Good things come in double doses - and so do films.
The heartrending story of the massacre in Nanjing shortly after it fell to Japanese occupation in late 1937, commonly known as "the rape of Nanking", is the subject of two movies, which almost by acquiescence, are premiering one week apart.
Lu Chuan's City of Life and Death (Nanjing Nanjing) gives a panoramic view of the atrocities and the rescue, from three different perspectives. The first tells the story of the soldiers, whose failed defense of the city led to the horror of rampant execution-style killings at the hands of the Japanese. The second gives the most poignant account of the civilian survivors and those who risked their lives to save them. The third is about the redemption of one Japanese soldier, who manages to retain a semblance of human decency despite all the cruelties around him.
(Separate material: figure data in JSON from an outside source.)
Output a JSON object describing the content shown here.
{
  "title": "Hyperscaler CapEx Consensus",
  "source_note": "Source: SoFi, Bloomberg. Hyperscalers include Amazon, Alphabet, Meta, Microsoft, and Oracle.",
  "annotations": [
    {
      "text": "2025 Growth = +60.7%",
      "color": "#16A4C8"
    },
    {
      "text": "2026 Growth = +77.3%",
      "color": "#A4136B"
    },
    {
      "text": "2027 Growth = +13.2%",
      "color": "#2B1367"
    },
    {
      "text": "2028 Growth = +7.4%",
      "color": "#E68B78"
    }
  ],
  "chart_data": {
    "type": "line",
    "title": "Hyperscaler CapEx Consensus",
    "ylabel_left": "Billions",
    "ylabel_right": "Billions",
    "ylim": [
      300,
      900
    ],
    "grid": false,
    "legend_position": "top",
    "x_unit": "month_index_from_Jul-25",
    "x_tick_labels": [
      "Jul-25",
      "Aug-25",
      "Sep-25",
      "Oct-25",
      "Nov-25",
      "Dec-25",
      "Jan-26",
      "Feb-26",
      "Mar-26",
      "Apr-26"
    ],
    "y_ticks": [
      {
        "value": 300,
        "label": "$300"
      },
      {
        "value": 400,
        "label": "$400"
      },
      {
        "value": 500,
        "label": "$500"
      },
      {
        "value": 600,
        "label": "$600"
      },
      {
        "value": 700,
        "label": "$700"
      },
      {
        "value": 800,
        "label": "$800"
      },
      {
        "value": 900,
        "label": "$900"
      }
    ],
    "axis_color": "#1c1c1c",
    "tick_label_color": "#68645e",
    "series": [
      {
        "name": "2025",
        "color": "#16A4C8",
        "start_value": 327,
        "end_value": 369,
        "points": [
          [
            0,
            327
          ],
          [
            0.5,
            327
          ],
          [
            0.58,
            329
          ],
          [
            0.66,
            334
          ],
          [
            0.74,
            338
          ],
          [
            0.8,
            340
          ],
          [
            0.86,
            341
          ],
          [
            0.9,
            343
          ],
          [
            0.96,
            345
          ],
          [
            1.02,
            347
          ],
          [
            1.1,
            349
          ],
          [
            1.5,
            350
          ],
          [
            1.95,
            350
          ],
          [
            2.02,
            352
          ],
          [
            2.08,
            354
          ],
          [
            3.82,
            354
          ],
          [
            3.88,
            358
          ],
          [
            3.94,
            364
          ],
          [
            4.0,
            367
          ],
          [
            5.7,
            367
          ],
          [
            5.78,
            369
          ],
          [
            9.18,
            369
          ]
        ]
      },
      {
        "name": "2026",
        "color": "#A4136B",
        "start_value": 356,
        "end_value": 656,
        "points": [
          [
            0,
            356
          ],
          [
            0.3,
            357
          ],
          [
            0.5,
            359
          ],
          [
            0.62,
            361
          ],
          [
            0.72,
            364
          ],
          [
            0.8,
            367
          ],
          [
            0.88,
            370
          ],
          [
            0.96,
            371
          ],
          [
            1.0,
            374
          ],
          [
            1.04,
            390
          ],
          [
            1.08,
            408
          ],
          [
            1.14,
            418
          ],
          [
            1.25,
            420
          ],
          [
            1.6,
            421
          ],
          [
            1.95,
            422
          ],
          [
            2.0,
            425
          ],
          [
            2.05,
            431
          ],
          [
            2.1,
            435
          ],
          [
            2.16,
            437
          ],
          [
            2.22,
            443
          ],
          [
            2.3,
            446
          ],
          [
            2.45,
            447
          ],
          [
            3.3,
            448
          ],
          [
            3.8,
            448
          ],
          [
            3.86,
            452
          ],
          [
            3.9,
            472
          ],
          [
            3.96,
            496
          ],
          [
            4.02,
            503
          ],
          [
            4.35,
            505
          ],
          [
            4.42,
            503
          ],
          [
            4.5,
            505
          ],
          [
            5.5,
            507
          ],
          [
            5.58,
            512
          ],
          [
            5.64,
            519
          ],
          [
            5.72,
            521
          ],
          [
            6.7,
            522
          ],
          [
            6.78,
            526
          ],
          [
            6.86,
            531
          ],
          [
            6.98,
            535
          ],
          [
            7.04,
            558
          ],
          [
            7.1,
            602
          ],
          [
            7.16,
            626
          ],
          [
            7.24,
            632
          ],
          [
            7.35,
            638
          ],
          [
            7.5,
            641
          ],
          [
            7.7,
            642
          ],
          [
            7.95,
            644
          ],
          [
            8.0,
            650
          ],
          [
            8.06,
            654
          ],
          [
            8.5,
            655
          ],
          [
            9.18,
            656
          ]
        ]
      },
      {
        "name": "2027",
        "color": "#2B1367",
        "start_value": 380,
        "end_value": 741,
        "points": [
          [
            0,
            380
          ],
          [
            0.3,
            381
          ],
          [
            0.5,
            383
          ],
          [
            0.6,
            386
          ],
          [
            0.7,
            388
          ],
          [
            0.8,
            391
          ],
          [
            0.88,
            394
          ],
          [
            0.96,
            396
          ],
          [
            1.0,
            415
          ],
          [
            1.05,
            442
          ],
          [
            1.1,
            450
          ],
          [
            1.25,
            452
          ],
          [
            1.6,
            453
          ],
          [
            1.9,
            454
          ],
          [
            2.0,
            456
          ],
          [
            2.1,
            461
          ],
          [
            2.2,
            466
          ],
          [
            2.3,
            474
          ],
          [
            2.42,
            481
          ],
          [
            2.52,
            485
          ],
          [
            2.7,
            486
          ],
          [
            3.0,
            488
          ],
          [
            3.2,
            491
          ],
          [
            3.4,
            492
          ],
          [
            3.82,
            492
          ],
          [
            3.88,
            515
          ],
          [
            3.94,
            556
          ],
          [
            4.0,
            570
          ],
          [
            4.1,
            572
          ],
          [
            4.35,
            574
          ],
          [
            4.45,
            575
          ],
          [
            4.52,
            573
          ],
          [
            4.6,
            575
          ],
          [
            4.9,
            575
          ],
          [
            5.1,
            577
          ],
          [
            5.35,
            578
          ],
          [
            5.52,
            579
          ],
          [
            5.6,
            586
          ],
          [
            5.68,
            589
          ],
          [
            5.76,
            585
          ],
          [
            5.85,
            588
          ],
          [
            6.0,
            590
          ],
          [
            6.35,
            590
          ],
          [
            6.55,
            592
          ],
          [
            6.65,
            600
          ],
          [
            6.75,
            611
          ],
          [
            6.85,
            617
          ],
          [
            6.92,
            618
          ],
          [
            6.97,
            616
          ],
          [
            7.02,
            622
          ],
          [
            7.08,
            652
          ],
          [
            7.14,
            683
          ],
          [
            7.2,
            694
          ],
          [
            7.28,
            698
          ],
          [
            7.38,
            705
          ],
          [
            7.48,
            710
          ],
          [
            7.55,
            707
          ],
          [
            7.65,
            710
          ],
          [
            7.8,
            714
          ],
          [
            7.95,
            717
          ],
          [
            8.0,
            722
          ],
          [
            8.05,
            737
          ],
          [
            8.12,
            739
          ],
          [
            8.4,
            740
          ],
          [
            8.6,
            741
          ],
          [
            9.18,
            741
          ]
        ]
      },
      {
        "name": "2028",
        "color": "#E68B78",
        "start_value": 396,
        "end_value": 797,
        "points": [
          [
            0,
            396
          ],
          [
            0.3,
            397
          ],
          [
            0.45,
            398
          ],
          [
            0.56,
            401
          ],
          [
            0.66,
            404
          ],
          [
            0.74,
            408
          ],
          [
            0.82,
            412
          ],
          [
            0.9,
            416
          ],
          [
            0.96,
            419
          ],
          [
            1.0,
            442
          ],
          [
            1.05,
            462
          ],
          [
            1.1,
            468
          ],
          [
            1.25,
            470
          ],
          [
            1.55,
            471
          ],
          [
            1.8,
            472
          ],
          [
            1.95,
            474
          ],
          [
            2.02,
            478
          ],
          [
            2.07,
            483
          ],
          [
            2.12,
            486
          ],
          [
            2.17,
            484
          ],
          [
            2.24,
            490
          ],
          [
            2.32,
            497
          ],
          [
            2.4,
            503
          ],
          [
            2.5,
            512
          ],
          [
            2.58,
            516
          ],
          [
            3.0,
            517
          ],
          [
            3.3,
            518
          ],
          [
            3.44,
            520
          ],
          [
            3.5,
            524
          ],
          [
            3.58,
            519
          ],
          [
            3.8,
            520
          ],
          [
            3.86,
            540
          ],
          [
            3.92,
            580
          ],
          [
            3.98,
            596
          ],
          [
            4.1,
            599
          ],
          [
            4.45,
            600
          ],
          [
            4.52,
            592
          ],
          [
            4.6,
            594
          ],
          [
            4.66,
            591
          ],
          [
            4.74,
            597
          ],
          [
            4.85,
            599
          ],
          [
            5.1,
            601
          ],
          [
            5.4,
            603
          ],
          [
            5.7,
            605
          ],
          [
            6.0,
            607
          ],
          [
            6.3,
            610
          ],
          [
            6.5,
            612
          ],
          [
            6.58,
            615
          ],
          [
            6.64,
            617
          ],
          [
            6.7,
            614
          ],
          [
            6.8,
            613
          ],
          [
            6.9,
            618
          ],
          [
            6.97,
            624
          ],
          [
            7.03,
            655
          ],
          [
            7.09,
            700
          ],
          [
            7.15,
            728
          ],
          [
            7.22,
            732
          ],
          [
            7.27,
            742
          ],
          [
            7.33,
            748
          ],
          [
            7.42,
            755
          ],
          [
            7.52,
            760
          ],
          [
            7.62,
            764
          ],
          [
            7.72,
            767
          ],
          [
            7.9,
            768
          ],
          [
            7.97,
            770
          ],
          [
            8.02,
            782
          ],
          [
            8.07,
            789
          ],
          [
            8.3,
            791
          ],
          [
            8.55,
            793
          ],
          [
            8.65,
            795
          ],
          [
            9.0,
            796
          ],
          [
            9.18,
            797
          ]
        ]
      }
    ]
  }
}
The Sino-German co-production John Rabe is a biopic focusing on the most important of the rescuers. John Rabe was the director of electronics company Siemens, Nanjing, a Nazi and supporter of Hitler. As the incidents unfold, he is thrust into the storm of history. Together with a small group of expatriates, he sets up a refugee zone, which ended up protecting as many as 200,000 people. Simply put, Rabe was the Oskar Schindler of the incident.
The diaries Rabe left behind are a major testament to unspeakable brutalities in the winter of 1937. Sadly, the movie seems to be obsessed with Hitler - there are so many mentions of the Fuhrer's name you could be forgiven for thinking the incident happened in Berlin. Rabe's association with the Nazis is over-emphasized, while his heroism is understated. During the second half of the movie, much of the action is pushed to the background. Some melodramatic details were invented to fill the void but real events were strangely bypassed. Moreover, the lengthy end credits make no mention of the donation drive organized by Nanjing citizens in the aftermath of the war to help out a newly impoverished Rabe, their savior, while the last scene depicting his departure looks like a poorly staged propaganda show, every bystander with over-the-top expressions.